Le cadeau du directeur

Après  Une journée à la campagne, le directeur avait promis de m'offrir quelque chose, il tint sa promesse. Je poussai donc la porte de l'un des cinq directeurs très occupés du lycée pour réclamer mon dû.

Un nuage invisible, mais irritant de fumée de cigarette profite du courant d'air déplacé par mon corps pour filer par la porte derrière moi, alors que je m'approche en me tortillant, timide et mal à l'aise. Le cadeau de M. Dong me réjouissait beaucoup, car ce type d'ouvrage n'existe plus que comme fac simile à l'attention des touristes  et sont vendus à des prix exorbitants. Je me réjouissais aussi du plaisir qu'aura peut-être Jean Marc, le célèbre collectionneur tordu d'objets communistes, en tenant dans ses mains ce qu'impatiemment j'attendais dans ce bureau blafard.

Trouver le directeur était pour l'heure l'affaire la plus pressante, car seul son adjoint au physique ingrat, clopot à la bouche et en côte de maille râpé, pressait avec lenteur les touches de son monstre d'ordinateur. Il occupait l'unique deuxième chaise de la salle et ne me réserva aucun accueil.

Impressionnée par l'odeur âcre, la tronche oursonne et le mobilier, par principe toujours identique à celui du bureau d'à côté, à l'exception près que celui-là était habité par une couche de poussière plus épaisse, j'osais pourtant :

-" M. Dong n'est pas là", pensais-je dire avec ces mots " Bù Dong".

L'homme levait des yeux incrédules vers l'auteur de la phrase et l'éclat de rire éclata aussitôt. En réalité, le nom de ce directeur pouvait porter à confusion comme je l'employais car ma phrase signifiait en réalité " je ne comprends pas", rien à voir donc avec la triste constatation que je voulais faire.
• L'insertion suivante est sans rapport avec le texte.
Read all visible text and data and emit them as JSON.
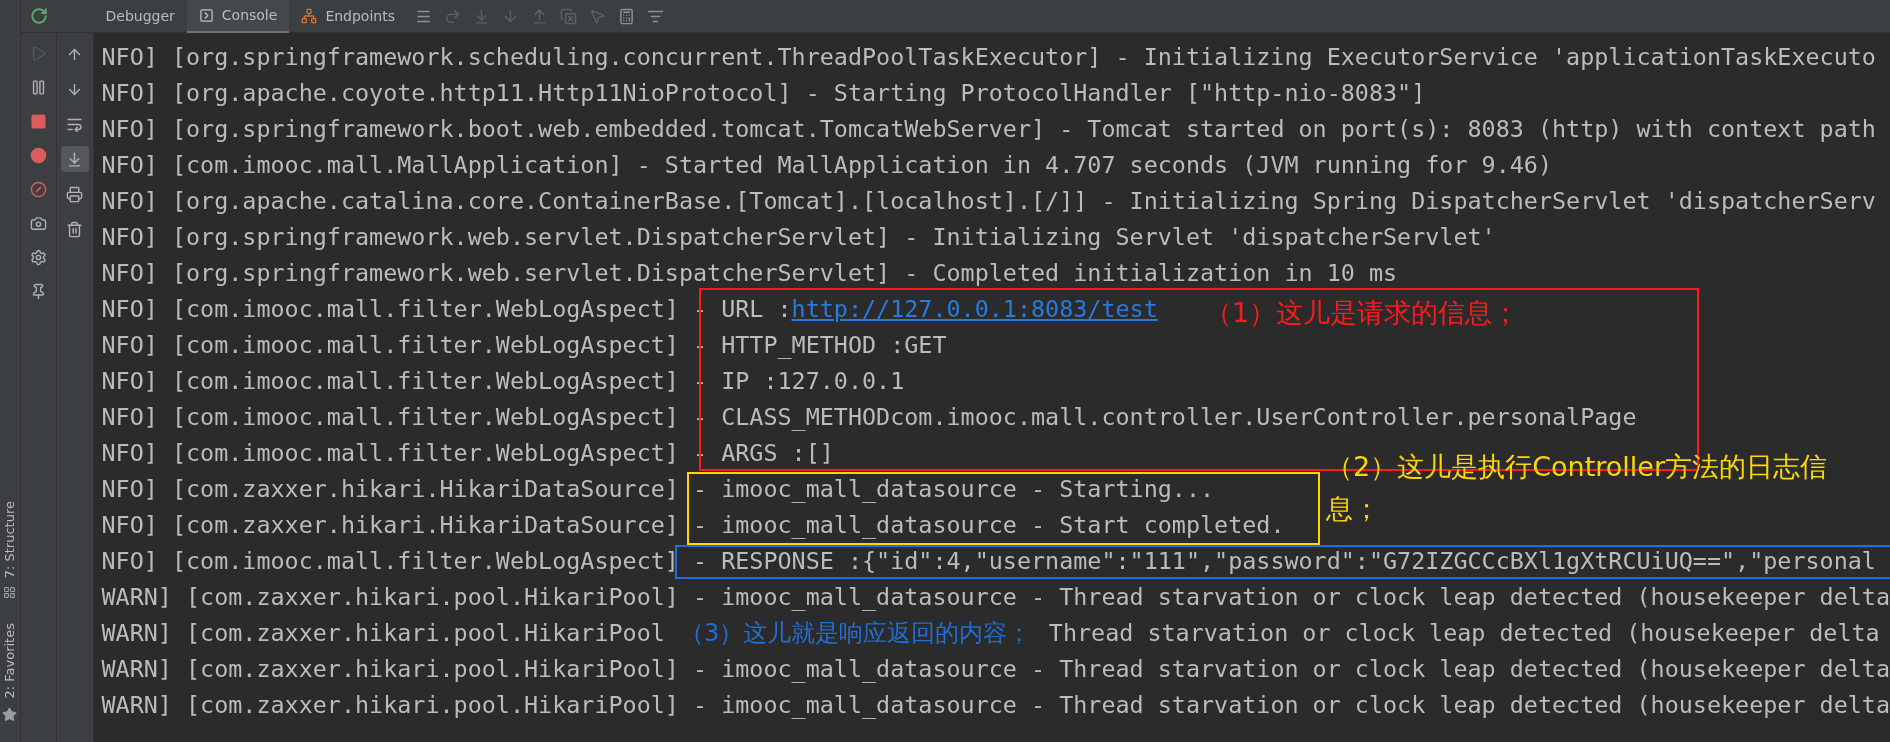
{
  "tabs": [
    {
      "label": "Debugger",
      "selected": false,
      "kind": "plain"
    },
    {
      "label": "Console",
      "selected": true,
      "kind": "console"
    },
    {
      "label": "Endpoints",
      "selected": false,
      "kind": "endpoints"
    }
  ],
  "step_tools": [
    {
      "kind": "menu",
      "disabled": false
    },
    {
      "kind": "step-over",
      "disabled": true
    },
    {
      "kind": "step-into",
      "disabled": true
    },
    {
      "kind": "force-step",
      "disabled": true
    },
    {
      "kind": "step-out",
      "disabled": true
    },
    {
      "kind": "drop-frame",
      "disabled": true
    },
    {
      "kind": "run-cursor",
      "disabled": true
    },
    {
      "kind": "evaluate",
      "disabled": false
    },
    {
      "kind": "trace",
      "disabled": false
    }
  ],
  "debug_tools": [
    {
      "kind": "resume",
      "disabled": true
    },
    {
      "kind": "pause",
      "disabled": false
    },
    {
      "kind": "stop",
      "disabled": false
    },
    {
      "kind": "breakpoints",
      "disabled": false
    },
    {
      "kind": "mute",
      "disabled": false
    },
    {
      "kind": "camera",
      "disabled": false
    },
    {
      "kind": "settings",
      "disabled": false
    },
    {
      "kind": "pin",
      "disabled": false
    }
  ],
  "console_tools": [
    {
      "kind": "up",
      "selected": false
    },
    {
      "kind": "down",
      "selected": false
    },
    {
      "kind": "wrap",
      "selected": false
    },
    {
      "kind": "scroll-end",
      "selected": true
    },
    {
      "kind": "print",
      "selected": false
    },
    {
      "kind": "clear",
      "selected": false
    }
  ],
  "side_tabs": [
    {
      "label": "7: Structure",
      "kind": "structure"
    },
    {
      "label": "2: Favorites",
      "kind": "favorites"
    }
  ],
  "log_lines": [
    {
      "level": "NFO]",
      "logger": "[org.springframework.scheduling.concurrent.ThreadPoolTaskExecutor]",
      "message": "- Initializing ExecutorService 'applicationTaskExecuto"
    },
    {
      "level": "NFO]",
      "logger": "[org.apache.coyote.http11.Http11NioProtocol]",
      "message": "- Starting ProtocolHandler [\"http-nio-8083\"]"
    },
    {
      "level": "NFO]",
      "logger": "[org.springframework.boot.web.embedded.tomcat.TomcatWebServer]",
      "message": "- Tomcat started on port(s): 8083 (http) with context path"
    },
    {
      "level": "NFO]",
      "logger": "[com.imooc.mall.MallApplication]",
      "message": "- Started MallApplication in 4.707 seconds (JVM running for 9.46)"
    },
    {
      "level": "NFO]",
      "logger": "[org.apache.catalina.core.ContainerBase.[Tomcat].[localhost].[/]]",
      "message": "- Initializing Spring DispatcherServlet 'dispatcherServ"
    },
    {
      "level": "NFO]",
      "logger": "[org.springframework.web.servlet.DispatcherServlet]",
      "message": "- Initializing Servlet 'dispatcherServlet'"
    },
    {
      "level": "NFO]",
      "logger": "[org.springframework.web.servlet.DispatcherServlet]",
      "message": "- Completed initialization in 10 ms"
    },
    {
      "level": "NFO]",
      "logger": "[com.imooc.mall.filter.WebLogAspect]",
      "message": "- URL :",
      "link": "http://127.0.0.1:8083/test"
    },
    {
      "level": "NFO]",
      "logger": "[com.imooc.mall.filter.WebLogAspect]",
      "message": "- HTTP_METHOD :GET"
    },
    {
      "level": "NFO]",
      "logger": "[com.imooc.mall.filter.WebLogAspect]",
      "message": "- IP :127.0.0.1"
    },
    {
      "level": "NFO]",
      "logger": "[com.imooc.mall.filter.WebLogAspect]",
      "message": "- CLASS_METHODcom.imooc.mall.controller.UserController.personalPage"
    },
    {
      "level": "NFO]",
      "logger": "[com.imooc.mall.filter.WebLogAspect]",
      "message": "- ARGS :[]"
    },
    {
      "level": "NFO]",
      "logger": "[com.zaxxer.hikari.HikariDataSource]",
      "message": "- imooc_mall_datasource - Starting..."
    },
    {
      "level": "NFO]",
      "logger": "[com.zaxxer.hikari.HikariDataSource]",
      "message": "- imooc_mall_datasource - Start completed."
    },
    {
      "level": "NFO]",
      "logger": "[com.imooc.mall.filter.WebLogAspect]",
      "message": "- RESPONSE :{\"id\":4,\"username\":\"111\",\"password\":\"G72IZGCCcBXl1gXtRCUiUQ==\",\"personal"
    },
    {
      "level": "WARN]",
      "logger": "[com.zaxxer.hikari.pool.HikariPool]",
      "message": "- imooc_mall_datasource - Thread starvation or clock leap detected (housekeeper delta"
    },
    {
      "level": "WARN]",
      "logger": "[com.zaxxer.hikari.pool.HikariPool",
      "message": "Thread starvation or clock leap detected (housekeeper delta",
      "kind": "covered"
    },
    {
      "level": "WARN]",
      "logger": "[com.zaxxer.hikari.pool.HikariPool]",
      "message": "- imooc_mall_datasource - Thread starvation or clock leap detected (housekeeper delta"
    },
    {
      "level": "WARN]",
      "logger": "[com.zaxxer.hikari.pool.HikariPool]",
      "message": "- imooc_mall_datasource - Thread starvation or clock leap detected (housekeeper delta"
    }
  ],
  "annotations": [
    {
      "text": "（1）这儿是请求的信息；",
      "color": "#ff1a1a"
    },
    {
      "text": "（2）这儿是执行Controller方法的日志信息；",
      "color": "#ffd700"
    },
    {
      "text": "（3）这儿就是响应返回的内容；",
      "color": "#1f6fd6"
    }
  ]
}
Les précipices de la langue se moquent bien de mes tentatives expérimentales. J'ai depuis longtemps renoncé à donner une image sérieuse de moi-même et je me satisfais d'être le fantôme clownesque des salles de profs ; je les vois bien assiéger Catherine de questions quand je fais rire ma collègue, dans l'espoir de profiter de mes bouffoneries. Et, ces bouffoneries changent de l'ambiance de commérages qui anime chaque bureau. Tristement le gros des conversations se tourne vers celui ou celle qui a eu le maheur de quitter plus de quatre minutes la salle commune. Les femelles et les mâles font alors crisser leurs chaises sur les carreaux de céramiques et les faces impatientes se faisant face, elles débitent à folle allure sarcasmes et mauvaises imitations. Tenus de rester sur leur lieu de travail de 7h du matin à 17h le soir, l'espace exigü, le nombre très important d'enseignants de moins de 30 ans, favorisent ces heures de poissonerie ; alors fleurtant d'un bureau à l'autre, on les voit migrer avec leurs sacs de graines de tournesol et dévorer les pommes que la caisse de solidarité enseignante livre régulièrement.
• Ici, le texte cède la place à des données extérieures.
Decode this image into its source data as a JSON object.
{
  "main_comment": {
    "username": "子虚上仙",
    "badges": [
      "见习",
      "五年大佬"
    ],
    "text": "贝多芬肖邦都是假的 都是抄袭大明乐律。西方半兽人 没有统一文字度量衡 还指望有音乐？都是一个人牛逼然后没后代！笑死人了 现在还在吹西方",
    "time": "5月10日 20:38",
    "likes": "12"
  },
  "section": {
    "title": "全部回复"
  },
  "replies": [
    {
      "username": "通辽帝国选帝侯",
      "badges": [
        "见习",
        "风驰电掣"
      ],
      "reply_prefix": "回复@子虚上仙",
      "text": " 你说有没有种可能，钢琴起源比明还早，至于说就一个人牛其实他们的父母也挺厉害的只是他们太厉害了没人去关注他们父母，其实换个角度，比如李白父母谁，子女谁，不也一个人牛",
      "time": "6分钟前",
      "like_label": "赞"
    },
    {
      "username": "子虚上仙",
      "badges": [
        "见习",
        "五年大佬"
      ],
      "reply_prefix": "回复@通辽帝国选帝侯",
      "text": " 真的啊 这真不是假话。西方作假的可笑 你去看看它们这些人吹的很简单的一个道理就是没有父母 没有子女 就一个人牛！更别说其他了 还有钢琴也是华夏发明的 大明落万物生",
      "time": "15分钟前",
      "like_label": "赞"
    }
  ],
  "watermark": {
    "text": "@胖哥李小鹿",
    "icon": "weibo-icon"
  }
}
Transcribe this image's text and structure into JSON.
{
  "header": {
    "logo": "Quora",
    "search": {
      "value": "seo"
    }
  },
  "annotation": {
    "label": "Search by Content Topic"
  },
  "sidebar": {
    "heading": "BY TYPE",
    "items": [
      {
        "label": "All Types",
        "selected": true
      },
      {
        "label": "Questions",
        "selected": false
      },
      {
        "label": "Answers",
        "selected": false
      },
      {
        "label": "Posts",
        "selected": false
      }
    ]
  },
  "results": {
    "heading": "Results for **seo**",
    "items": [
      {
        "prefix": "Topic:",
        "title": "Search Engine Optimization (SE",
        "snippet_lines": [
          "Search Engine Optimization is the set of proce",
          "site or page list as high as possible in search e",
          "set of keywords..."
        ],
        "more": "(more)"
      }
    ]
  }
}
M. Dong arrive sérieux et se met à éventrer ses tiroirs bordéliques, à trifouiller frénétiquement dans l'armoire séculaire, avant de me tendre, triomphant, un magazine illustré en noir et blanc et couleurs, exemplaire de 1960 relatant la vie de Mao, maltraité sous les piles de dossiers inutiles. Replongé une fois encore dans sa danse frénétique, il refait surface quelques minutes après avec une collection de cinq pins, cinq Mao à plusieurs époques de sa vie, du fringant soldat au président obèse.

Je reçois deux DVD, en chinois bien évidemment, et un poster ancien. Ce poster est une affiche traditionnelle de l'époque révolutionnaire : il s'agit d'une feuille rouge qu'on découpe et évide pour faire apparaître le portrait de Mao quand elle est placée au dessus d'une feuille blanche ; nombreux sont les salons chinois qui exhibent de telles affiches, art officiel voué à disparaître avec leurs propriétaires sans doute car peu de jeunes chinois investissent dedans, préférant des intérieurs surchargés et modernes.

Avant de le quitter, M. Dong me fait promettre de ne pas répandre des propos malencontreux sur Mao, je promets. Il me congédie en me promettant de me raconter la vie de Mao chaque fois que je viendrai le voir ; je m'empresse d'acquiescer, c'est l'heure des cours, le temps d'aller aider les nouvelles générations à voyager.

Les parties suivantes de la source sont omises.